Troendle remembers listening to Zig Ziglar at a National FFA Convention when he told the youth clad in blue to set their goals, and when you do that you’ll see that you can go further.

That thought process, the work ethic he was raised with and encouragement from his high school ag teacher JoEllen Seaman all had a part in shaping Troendle as he is today. “She encouraged me to stay involved.”

“I was No. 7 of nine children, and only one of us (the youngest) got to go out for sports,” he said. “We were all working on the farm” which had dairy, beef, hogs and crops.

Fred and Sandra Troendle are raising three children on 11 acres near St. Charles. Fred’s office is at the home site. Adam is a junior business major at Winona State University, Jason is a junior at St. Charles High School and Rachel is a sophomore. Jason is following in his father’s footsteps as he is currently the chapter FFA president and is in his second year as Region 8 vice president.

Fred has experienced what FFA can do for an individual, and he’s willing to share that with his children. “I tell him (Jason) ‘this is what it did for me, but you have to decided for yourself’,” he said. “No other organization teaches leadership like FFA does.”

Closing remarks

Pierson believes getting youth involved in FFA can only benefit the individual youth themselves, as well as the world around them.

“You get freshmen, sophomores and juniors involved in FFA and they can really step forward.” he said. “The teacher is the adviser, not the leader. You get the kids involved and they become the leaders. Then the parents get comfortable to trust them with the responsibilities they are given.”

Nintemann has no idea where she’d be in life if she had not experienced FFA. “I’m glad where I am.
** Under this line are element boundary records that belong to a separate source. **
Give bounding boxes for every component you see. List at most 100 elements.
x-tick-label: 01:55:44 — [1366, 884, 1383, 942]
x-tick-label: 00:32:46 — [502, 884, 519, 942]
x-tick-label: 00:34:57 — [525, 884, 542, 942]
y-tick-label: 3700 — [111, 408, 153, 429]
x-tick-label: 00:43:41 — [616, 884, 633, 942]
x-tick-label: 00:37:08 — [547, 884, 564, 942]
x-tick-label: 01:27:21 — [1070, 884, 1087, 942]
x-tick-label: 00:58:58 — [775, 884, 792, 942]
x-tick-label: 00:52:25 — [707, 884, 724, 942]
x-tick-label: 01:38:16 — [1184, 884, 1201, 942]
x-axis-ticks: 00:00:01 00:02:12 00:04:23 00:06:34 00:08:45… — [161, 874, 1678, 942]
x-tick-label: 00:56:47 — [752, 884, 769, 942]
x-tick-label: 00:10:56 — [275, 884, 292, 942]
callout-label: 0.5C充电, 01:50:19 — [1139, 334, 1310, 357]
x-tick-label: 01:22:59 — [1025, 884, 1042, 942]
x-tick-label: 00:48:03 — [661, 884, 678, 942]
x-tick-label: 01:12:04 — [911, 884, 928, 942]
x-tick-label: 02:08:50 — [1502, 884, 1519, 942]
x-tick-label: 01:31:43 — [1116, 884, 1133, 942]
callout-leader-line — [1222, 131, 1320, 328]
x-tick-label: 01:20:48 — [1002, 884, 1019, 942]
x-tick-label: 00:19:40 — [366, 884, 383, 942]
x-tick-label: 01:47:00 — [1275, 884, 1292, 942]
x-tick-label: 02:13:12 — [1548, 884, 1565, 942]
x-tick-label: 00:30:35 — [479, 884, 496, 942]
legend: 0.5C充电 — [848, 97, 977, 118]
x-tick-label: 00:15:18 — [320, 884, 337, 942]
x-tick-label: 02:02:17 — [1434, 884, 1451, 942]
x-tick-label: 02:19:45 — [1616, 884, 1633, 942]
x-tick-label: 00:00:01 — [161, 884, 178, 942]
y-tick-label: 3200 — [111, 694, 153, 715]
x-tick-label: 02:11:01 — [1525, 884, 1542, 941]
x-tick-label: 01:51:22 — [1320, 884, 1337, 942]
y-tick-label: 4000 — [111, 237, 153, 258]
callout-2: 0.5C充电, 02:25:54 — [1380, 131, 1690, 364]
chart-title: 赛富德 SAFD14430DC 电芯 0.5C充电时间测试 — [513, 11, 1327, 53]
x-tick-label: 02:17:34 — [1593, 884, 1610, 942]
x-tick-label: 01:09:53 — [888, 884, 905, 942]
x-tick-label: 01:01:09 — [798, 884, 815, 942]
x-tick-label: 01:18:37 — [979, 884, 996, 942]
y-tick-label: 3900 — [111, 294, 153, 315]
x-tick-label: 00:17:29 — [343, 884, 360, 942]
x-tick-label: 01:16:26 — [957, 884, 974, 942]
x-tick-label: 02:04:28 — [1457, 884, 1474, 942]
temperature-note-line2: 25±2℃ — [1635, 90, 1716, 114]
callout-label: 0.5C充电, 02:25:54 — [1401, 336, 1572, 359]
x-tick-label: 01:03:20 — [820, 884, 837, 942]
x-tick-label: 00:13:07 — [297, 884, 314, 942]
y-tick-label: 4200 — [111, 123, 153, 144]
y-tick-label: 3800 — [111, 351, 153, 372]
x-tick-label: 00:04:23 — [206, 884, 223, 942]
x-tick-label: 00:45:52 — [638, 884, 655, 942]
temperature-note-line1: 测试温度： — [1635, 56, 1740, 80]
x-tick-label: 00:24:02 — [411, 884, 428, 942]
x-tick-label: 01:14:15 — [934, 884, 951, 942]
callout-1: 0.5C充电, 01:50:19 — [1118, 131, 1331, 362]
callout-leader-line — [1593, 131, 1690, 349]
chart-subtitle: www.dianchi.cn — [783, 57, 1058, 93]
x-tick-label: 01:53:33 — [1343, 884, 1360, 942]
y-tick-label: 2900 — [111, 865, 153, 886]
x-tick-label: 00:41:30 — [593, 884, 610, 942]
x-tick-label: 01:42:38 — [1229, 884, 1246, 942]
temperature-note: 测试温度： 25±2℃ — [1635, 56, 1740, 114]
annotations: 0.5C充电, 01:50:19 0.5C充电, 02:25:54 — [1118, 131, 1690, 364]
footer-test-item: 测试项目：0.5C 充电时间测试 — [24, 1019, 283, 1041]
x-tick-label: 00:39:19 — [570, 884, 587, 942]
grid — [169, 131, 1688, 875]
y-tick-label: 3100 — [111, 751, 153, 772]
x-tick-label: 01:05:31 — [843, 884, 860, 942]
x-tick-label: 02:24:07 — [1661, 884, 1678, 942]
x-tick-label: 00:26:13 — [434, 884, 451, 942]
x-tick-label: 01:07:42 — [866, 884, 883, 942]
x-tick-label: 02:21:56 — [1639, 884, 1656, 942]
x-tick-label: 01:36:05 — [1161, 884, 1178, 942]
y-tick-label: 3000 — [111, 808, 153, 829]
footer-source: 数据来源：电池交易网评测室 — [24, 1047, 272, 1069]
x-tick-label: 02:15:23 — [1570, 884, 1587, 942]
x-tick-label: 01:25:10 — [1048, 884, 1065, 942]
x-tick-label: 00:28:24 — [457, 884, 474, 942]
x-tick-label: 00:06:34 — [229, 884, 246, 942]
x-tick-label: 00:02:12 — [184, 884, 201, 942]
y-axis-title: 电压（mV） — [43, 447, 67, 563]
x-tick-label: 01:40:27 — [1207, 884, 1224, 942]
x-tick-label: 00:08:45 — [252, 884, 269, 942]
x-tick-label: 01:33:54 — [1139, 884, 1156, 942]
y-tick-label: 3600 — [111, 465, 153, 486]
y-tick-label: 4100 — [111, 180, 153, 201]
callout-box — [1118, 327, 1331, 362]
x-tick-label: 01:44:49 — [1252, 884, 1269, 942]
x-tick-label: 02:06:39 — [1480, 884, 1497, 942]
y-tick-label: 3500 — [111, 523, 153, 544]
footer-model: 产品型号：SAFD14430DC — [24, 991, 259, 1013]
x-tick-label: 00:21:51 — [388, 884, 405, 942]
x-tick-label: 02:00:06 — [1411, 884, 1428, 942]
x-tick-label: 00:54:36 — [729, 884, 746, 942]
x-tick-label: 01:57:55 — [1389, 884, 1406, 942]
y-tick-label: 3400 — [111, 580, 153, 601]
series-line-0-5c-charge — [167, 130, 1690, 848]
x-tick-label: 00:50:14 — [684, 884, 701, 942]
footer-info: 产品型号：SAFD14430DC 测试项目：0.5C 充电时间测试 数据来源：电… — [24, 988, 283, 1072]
Looking back I can see how everything fit together to get me where I am today. ... I do think being a state officer was a big key to where I am at today. The confidence and the teamwork that we learned is invaluable.”

Esslinger feels the “opportunities in FFA give you some confidence to pursue something that may not be the easy choice. If God calls you to do something, you do it.

“Security is not that important; experiences are worth it if you can help someone along the way,” she said.